Tutaj jesteś:
Społeczność
»
Blogi
»
Blog kierowcy autre2003
»
KM i Nm. Wpływ parametrów silnika na osiągi użytkowe auta.
Wpis w blogu użytkownika
autre2003
Dodano: 11 lat temu
Blog odwiedzono 10142 razy
Data wydarzenia: 03.03.2013
KM i Nm. Wpływ parametrów silnika na osiągi użytkowe auta.
Kategoria: inne
Bez zajmowania się wyjaśnianiem tego sporu, postanowiłem nieco przybliżyć wpływ tych parametrów na osiągi auta, a także na jego codzienną eksploatację w jak najbardziej przystępny sposób, będzie więc to wersja uproszczona i skrócona .
Na początek może zajmijmy się tematem mocy.
Jak mierzy się moc silników?
Otóż moc oblicza się ze wzoru:
moc [W] = moment obrotowy [Nm] * obroty [rad/s], mierząc moment obrotowy silnika.
Jak widzicie jednostką mocy jest Wat (układ Si) lub jego wielokrotność czyli w przypadku aut jest to kW. Natomiast koń mechaniczny jest jednostką przelicznikową.
I tu znów mała ciekawostka, gdyż mamy konie mechaniczne kontynentalne (PS) i tymi posługujemy się w Polsce (1 KM = 735,5 W - 1kW = 1,36 KM) oraz anglosaskie konie parowe (HP) ( 1HP = 1,01 KM/PS ).

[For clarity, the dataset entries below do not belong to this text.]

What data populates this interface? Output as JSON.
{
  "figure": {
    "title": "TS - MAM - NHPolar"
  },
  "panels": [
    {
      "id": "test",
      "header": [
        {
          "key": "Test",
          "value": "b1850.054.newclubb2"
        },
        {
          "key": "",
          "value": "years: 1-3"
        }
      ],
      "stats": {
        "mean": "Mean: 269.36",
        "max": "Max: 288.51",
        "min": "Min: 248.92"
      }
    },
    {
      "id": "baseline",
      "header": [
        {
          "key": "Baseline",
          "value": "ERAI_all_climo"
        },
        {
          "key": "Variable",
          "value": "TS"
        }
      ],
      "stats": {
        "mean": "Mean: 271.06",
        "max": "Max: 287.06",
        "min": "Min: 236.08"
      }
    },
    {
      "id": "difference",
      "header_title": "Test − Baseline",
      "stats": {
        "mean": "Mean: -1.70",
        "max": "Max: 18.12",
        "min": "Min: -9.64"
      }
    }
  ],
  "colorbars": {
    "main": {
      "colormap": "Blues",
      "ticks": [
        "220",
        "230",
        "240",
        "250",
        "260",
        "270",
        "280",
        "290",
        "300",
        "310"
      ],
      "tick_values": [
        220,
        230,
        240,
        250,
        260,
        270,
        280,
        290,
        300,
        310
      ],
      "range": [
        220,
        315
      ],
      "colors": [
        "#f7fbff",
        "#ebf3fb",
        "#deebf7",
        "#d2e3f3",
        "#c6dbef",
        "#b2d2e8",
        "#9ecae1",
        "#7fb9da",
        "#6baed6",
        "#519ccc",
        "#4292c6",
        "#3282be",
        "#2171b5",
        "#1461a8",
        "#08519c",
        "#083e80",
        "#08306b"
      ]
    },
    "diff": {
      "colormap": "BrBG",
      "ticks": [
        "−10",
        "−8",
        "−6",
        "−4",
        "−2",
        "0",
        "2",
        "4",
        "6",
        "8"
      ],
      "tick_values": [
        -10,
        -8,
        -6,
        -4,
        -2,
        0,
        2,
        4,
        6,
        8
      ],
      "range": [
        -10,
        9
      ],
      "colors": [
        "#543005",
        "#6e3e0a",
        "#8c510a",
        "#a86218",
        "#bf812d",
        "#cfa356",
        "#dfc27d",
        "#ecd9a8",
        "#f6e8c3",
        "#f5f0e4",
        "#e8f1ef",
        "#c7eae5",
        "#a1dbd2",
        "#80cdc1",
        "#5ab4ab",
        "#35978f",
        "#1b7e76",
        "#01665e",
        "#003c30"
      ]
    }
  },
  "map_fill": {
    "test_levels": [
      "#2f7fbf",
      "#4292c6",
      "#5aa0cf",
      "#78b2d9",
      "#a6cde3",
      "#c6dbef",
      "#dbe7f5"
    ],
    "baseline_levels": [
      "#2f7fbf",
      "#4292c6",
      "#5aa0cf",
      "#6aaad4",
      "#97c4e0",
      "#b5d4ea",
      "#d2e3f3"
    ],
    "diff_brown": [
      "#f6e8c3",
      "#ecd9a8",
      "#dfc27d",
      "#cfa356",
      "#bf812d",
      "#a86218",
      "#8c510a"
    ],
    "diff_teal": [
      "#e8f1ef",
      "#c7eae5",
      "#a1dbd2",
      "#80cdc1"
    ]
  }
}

Tak więc moment obrotowy jest składową funkcji mocy i mając jego wykres jesteśmy wstanie nakreślić krzywą przyrostu mocy tym razem ze wzoru:
moc [W] = moment obrotowy [Nm] * 2 * pi * obroty [rpm]/60
Producenci niestety niechętnie udostępniają wykresy momentów obrotowych, a jest to parametr silnika dzięki któremu możemy się w teorii dowiedzieć najwięcej, gdyż dopiero cały przebieg krzywej przyrostu mocy daje nam pewien obraz tego czego możemy spodziewać się po aucie.
Same wartości maksymalne, niewiele mówią nam o tym jak w codziennej eksploatacji będzie się zachowywać auto i czy spełni nasze oczekiwania.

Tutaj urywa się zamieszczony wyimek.